Domains leaked in OSCP requests, even with DoH and ESNI/ECH

I don’t think this fact is well known yet, so I will document it here. If you configure DoH and ESNI in Firefox according to Mozilla’s instructions, you will still leak some destination domains because of OCSP (Online Certificate Status Protocol) requests, which are often plaintext HTTP and contain a certificate serial number, which can be looked up in Certificate Transparency logs.

There are only a few places online where this is mentioned, so I suspect that many people who try to enable DoH or ESNI according to an online guide will be vulnerable. I don’t know of any workaround, in Firefox, other than setting security.OCSP.enabled=0 in about:config.

2019-01-05: http://blog.seanmcelroy.com/2019/01/05/ocsp-web-activity-is-not-private/

Certificate Transparency (CT) logs increasingly provide virtually every TLS certificate to be identified by serial number. Since OCSP responses are unencrypted and contain the serial number of the certificate as can be found in CT logs, as well as unsalted hashes of the certificate’s Distinguished Name and public key, these can easily be profiled to compromise the privacy of clients even in the presence of DoH and ESNI privacy protections.

2019-03-13: https://bugzilla.mozilla.org/show_bug.cgi?id=1535235

I don’t know exactly what should happen, but the OCSP request defeats the purpose of ESNI. Suppose a network intermediary wants to block a site. DNS over HTTPS, ESNI, and TLS 1.3 mean that it cannot match on DNS queries, SNI, or the server certificate; nor even on the IP address without blocking unrelated sites. But it can make a blacklist of certificate serial numbers, then watch for OCSP requests/responses with serial numbers on the blacklist, and then infer (e.g. temporally) which TLS sessions they belong to, or take some other action such as blocking the client’s source IP address.

Maybe the trr and/or esni prefs should additionally affect OSCP? Or maybe OCSP needs consideration in documentation about activating ESNI in Firefox?

2019-03-29: Use ESNI via Firefox HTTPS helper (#28168) · Issues · Legacy / Trac · GitLab

I revised the instructions in comment:5 to add the pref security.OCSP.enabled=0, because ​OCSP can leak the server name even with DoH, ESNI, and TLS 1.3 are used. (This was never a problem with meek because any OCSP leaks would have been of the front domain, not the covert domain.)

2019-08-13: https://www.usenix.org/system/files/foci19-paper_chai_update.pdf (Section 5.2)

Leakage in OCSP. For completeness, we note the certificate serial number in unencrypted OCSP (Online Certificate Status Protocol) messages can leak the server name. It can be, consequently, exploited for censorship purposes.

2019-09-25: Centralised DoH is bad for privacy, in 2019 and beyond | PowerDNS Blog

To achieve the goal of perfect privacy on untrusted networks (without running a VPN) will require us to:
4. Disable OCSP/make OCSP stapling mandatory, or replacing it by an alternate mechanism.

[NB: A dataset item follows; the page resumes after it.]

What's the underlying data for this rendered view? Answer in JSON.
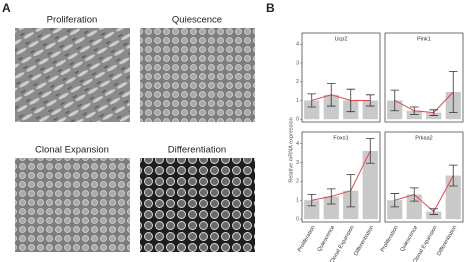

The bugzilla bug has been closed, with Mozilla opting not to do anything about OCSP leaks, other than improve the documentation. These are their recommendations for preventing OCSP leaks with ECH:

On the server side: implement OCSP stapling (as Cloudflare reportedly already does) or use short-lived certificates (I don’t know exactly how short the validity has to be to disable OCSP checks).

On the client side: disable OSCP checking the preferences.

https://wiki.mozilla.org/index.php?title=Security/Encrypted_Client_Hello&oldid=1248531#Interaction_with_Revocation_Checking

Interaction with Revocation Checking

Firefox supports various methods for checking whether certificates have been revoked including OCSP, OCSP Stapling and (experimentally) CRLite. OCSP requires querying the certificate’s revocation status with the issuing CA and so leaks information about the site a user is visiting. Consequently, sites deploying ECH should also use OCSP Stapling or short lived certificates which don’t involve any network communication and so improves user privacy (Cloudflare deploy OCSP Stapling universally). If sites do not use OCSP Stapling, then ECH still provides a substantial privacy benefit as OCSP responses are cached for multiple days and so the majority of site visits will be protected. In the longer term, CRLite will allow for privacy preserving revocation checking without requiring action by site operators.

Users who prefer improved privacy over the security of revocation checking can disable revocation via the browser UX in about:preferences (or in about:config by preference).